Beggars at the Temple gates

Beggars at the Temple gates April 23, 2015

The reading for last Sunday at our church was about the lame beggar at the Temple gate who was healed by Peter (Acts 3:1-21).  You should see what our pastor did with that passage, showing how we are in the position of the beggar and how we too receive God’s grace at a different kind of Temple gate.

From Rev. James Douthwaite, St. Athanasius Lutheran Church: Easter 3 Sermon:

We don’t know much about this man. We don’t know his name or the names of his parents. All we know is that he had been born lame (Acts 3:2) and had been unable to walk for over forty years (Acts 4:22). And that everyday some kind people carried him to a gate of the Temple so he could beg. So he could, with every person going into or coming out of the Temple, lower his eyes and raise his hands and beg for mercy. That was his life. . . .

Until one day, Peter and John approached his gate. The lame man did as he did for everyone, but instead of filling his hands, Peter filled his ears and said: I have no silver and gold, but what I do have I give to you. In the name of Jesus Christ of Nazareth, rise up and walk (Acts 3:6)! And he did. And from that moment he clung to Peter and John, as the first reading today began. He would not let them go, those who had given him not just healed legs, but a new life.

And soon a crowd gathered, for the man was causing quite a scene. For he was not only walking, but, we are told, he was leaping about and praising God (Acts 3:9). This was not proper Temple behaviour and etiquette, and so people were running to see who or what was causing such a commotion. And so with a great crowd of people now gathered around him, Peter preached. Just as he had preached to the lame man, so he preached to the crowd. They hadn’t done this amazing thing, Jesus did. Yes, that Jesus! Of Nazareth. The same Jesus they had rejected and traded for a murderer, the same Jesus they had crucified and thought was dead, the same Jesus whose grave was empty because – their leaders were telling them – His body had been stolen to perpetuate His hoax – guess what?
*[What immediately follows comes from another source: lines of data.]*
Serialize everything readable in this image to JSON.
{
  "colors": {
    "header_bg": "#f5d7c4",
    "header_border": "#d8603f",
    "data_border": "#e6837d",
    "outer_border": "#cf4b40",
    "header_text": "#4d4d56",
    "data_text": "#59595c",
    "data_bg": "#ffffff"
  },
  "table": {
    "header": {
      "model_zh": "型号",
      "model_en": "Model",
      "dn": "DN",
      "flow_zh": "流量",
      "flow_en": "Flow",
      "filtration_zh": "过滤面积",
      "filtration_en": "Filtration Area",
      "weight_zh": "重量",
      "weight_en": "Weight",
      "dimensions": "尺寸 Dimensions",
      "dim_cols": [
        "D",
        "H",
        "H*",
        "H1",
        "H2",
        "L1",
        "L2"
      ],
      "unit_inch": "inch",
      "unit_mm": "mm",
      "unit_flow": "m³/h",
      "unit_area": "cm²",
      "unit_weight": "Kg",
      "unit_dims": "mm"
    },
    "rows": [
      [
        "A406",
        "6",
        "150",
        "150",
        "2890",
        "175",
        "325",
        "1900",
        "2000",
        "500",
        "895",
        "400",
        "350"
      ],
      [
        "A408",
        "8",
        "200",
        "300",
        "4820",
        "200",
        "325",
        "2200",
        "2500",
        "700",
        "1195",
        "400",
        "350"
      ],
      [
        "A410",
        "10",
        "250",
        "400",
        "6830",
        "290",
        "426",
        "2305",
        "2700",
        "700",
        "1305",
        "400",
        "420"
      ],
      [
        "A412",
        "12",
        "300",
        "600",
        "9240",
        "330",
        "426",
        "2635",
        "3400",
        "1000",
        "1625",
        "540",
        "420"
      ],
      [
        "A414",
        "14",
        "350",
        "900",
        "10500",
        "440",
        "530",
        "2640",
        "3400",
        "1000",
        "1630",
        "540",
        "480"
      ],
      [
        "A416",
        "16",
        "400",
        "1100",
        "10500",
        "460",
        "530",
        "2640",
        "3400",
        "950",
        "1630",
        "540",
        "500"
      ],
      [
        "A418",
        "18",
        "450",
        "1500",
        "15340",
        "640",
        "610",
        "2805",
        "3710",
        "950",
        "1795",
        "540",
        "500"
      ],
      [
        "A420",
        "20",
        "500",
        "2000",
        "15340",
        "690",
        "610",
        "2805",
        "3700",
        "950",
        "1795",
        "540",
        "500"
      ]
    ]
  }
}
That Jesus was alive, risen from the dead, and still doing powerful things, like making men lame from birth walk. A dead Jesus couldn’t do that. Peter and John were witnesses of His resurrection, and now these people were witnesses of His living power.

Now, we’re not told, but I’ll bet you could just about hear a pin drop at that moment . . . because of the lumps in their stomachs and throats. They had Him crucified and now He’s back? What’s He going to do to them? What will be His revenge on them? For that’s what people do; that’s what they were used to. An eye for an eye. But that’s when Peter tells them: no revenge. He has come back to forgive. You! Repent therefore, and turn again, that your sins may be blotted out, that times of refreshing may come from the presence of the Lord. Or in other words: Jesus was raised, Jesus raised this man, and He wants to raise you too. . . .
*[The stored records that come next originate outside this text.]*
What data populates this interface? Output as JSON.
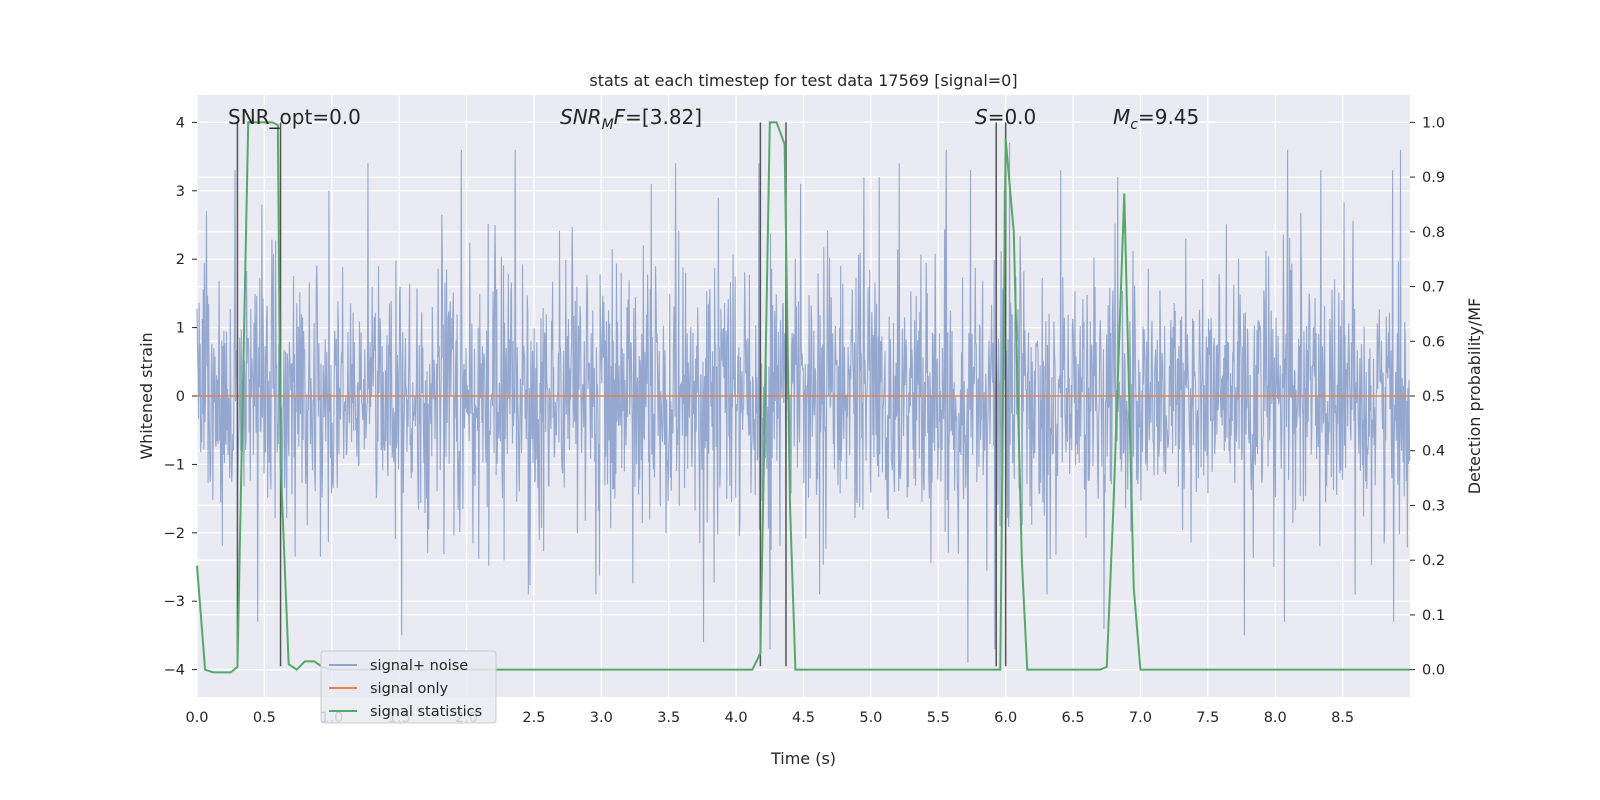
{
  "chart_data": {
    "type": "line",
    "title": "stats at each timestep for test data 17569 [signal=0]",
    "xlabel": "Time (s)",
    "ylabel_left": "Whitened strain",
    "ylabel_right": "Detection probability/MF",
    "xlim": [
      0.0,
      9.0
    ],
    "ylim_left": [
      -4.4,
      4.4
    ],
    "ylim_right": [
      -0.05,
      1.05
    ],
    "x_ticks": [
      0.0,
      0.5,
      1.0,
      1.5,
      2.0,
      2.5,
      3.0,
      3.5,
      4.0,
      4.5,
      5.0,
      5.5,
      6.0,
      6.5,
      7.0,
      7.5,
      8.0,
      8.5
    ],
    "x_tick_labels": [
      "0.0",
      "0.5",
      "1.0",
      "1.5",
      "2.0",
      "2.5",
      "3.0",
      "3.5",
      "4.0",
      "4.5",
      "5.0",
      "5.5",
      "6.0",
      "6.5",
      "7.0",
      "7.5",
      "8.0",
      "8.5"
    ],
    "y_left_ticks": [
      -4,
      -3,
      -2,
      -1,
      0,
      1,
      2,
      3,
      4
    ],
    "y_left_tick_labels": [
      "−4",
      "−3",
      "−2",
      "−1",
      "0",
      "1",
      "2",
      "3",
      "4"
    ],
    "y_right_ticks": [
      0.0,
      0.1,
      0.2,
      0.3,
      0.4,
      0.5,
      0.6,
      0.7,
      0.8,
      0.9,
      1.0
    ],
    "y_right_tick_labels": [
      "0.0",
      "0.1",
      "0.2",
      "0.3",
      "0.4",
      "0.5",
      "0.6",
      "0.7",
      "0.8",
      "0.9",
      "1.0"
    ],
    "grid": true,
    "legend_placement": "lower-left",
    "annotations": [
      {
        "label": "SNR_opt=0.0",
        "kind": "plain"
      },
      {
        "label": "SNR",
        "sub": "M",
        "rest": "F=[3.82]",
        "kind": "math"
      },
      {
        "label": "S",
        "rest": "=0.0",
        "kind": "math"
      },
      {
        "label": "M",
        "sub": "c",
        "rest": "=9.45",
        "kind": "math"
      }
    ],
    "series": [
      {
        "name": "signal+ noise",
        "axis": "left",
        "color": "#8fa3cc",
        "kind": "noise",
        "note_amplitude": "roughly +/-2 with spikes to about +/-3.8",
        "spike_peaks": [
          [
            0.07,
            2.7
          ],
          [
            0.28,
            3.3
          ],
          [
            0.48,
            2.8
          ],
          [
            0.98,
            3.0
          ],
          [
            1.27,
            3.4
          ],
          [
            1.96,
            3.6
          ],
          [
            2.36,
            3.6
          ],
          [
            3.37,
            3.1
          ],
          [
            3.55,
            3.4
          ],
          [
            4.17,
            3.4
          ],
          [
            4.48,
            3.1
          ],
          [
            4.95,
            3.2
          ],
          [
            5.06,
            3.2
          ],
          [
            5.21,
            3.4
          ],
          [
            5.56,
            3.6
          ],
          [
            5.74,
            3.3
          ],
          [
            5.99,
            3.0
          ],
          [
            6.03,
            3.7
          ],
          [
            6.41,
            3.3
          ],
          [
            6.83,
            3.2
          ],
          [
            8.09,
            3.6
          ],
          [
            8.34,
            3.3
          ],
          [
            8.87,
            3.3
          ],
          [
            8.93,
            3.6
          ],
          [
            0.45,
            -3.3
          ],
          [
            1.52,
            -3.5
          ],
          [
            3.76,
            -3.6
          ],
          [
            4.25,
            -3.7
          ],
          [
            5.72,
            -3.9
          ],
          [
            5.92,
            -3.7
          ],
          [
            6.73,
            -3.4
          ],
          [
            7.77,
            -3.5
          ],
          [
            8.07,
            -3.3
          ],
          [
            8.88,
            -3.3
          ]
        ]
      },
      {
        "name": "signal only",
        "axis": "left",
        "color": "#dd8452",
        "x": [
          0.0,
          9.0
        ],
        "y": [
          0.0,
          0.0
        ]
      },
      {
        "name": "signal statistics",
        "axis": "right",
        "color": "#55a868",
        "x": [
          0.0,
          0.06,
          0.12,
          0.25,
          0.3,
          0.38,
          0.45,
          0.5,
          0.56,
          0.6,
          0.62,
          0.68,
          0.74,
          0.8,
          0.87,
          0.93,
          1.0,
          4.12,
          4.18,
          4.2,
          4.25,
          4.3,
          4.36,
          4.4,
          4.44,
          5.93,
          5.96,
          6.0,
          6.06,
          6.12,
          6.16,
          6.7,
          6.75,
          6.8,
          6.88,
          6.95,
          7.0,
          9.0
        ],
        "y": [
          0.19,
          0.0,
          -0.005,
          -0.005,
          0.005,
          1.0,
          1.0,
          1.0,
          1.0,
          0.995,
          0.38,
          0.01,
          0.0,
          0.015,
          0.015,
          0.005,
          0.0,
          0.0,
          0.03,
          0.3,
          1.0,
          1.0,
          0.96,
          0.3,
          0.0,
          0.0,
          0.0,
          0.97,
          0.8,
          0.2,
          0.0,
          0.0,
          0.005,
          0.3,
          0.87,
          0.15,
          0.0,
          0.0
        ]
      }
    ],
    "vertical_markers": [
      0.3,
      0.62,
      4.18,
      4.37,
      5.93,
      6.0
    ],
    "vertical_marker_color": "#555555"
  }
}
That Jesus is not dead, but alive and well, and continuing His life giving work. Only now through men, through words, through Sacraments. But the same mercy, the same forgiveness, and same new life. He will ascend, but the work will go on, when they are clothed with power from on high.

And it has, and it is! For the gate of the Temple is now here, at this font, where perhaps your parents or friends brought you to receive the mercy and forgiveness and new life of Jesus.

The gate of the Temple is now here, at this pulpit, where your ears are filled with the preaching of the living Jesus and all that He has done for you. That by His Word and Spirit your minds be opened and all the sin and junk and wrong thinking be cleaned out and you instead be filled with His Word and truth.

The gate of the Temple is now here, before this altar, where you come with your eyes cast down to the ground in repentance and your hands lifted up for mercy, to receive from Him what you need the most – and given in those wonderful words: I forgive you all your sins.

And the gate of the Temple is now here, at this table, where the risen and living Jesus gives you His own Body and Blood, the new food of the new life that starts now and never ends.

And thus just like that lame man, you have been raised to a new life. He was over forty years old when it happened to him – for some of you it may have been forty days, forty hours, or even forty minutes after your birth; for others maybe more than forty years. But no matter how old or young, it is the same Jesus, the same power of His resurrection, His same mercy and forgiveness given to us sinful beggars, that we may have – and live – a new life.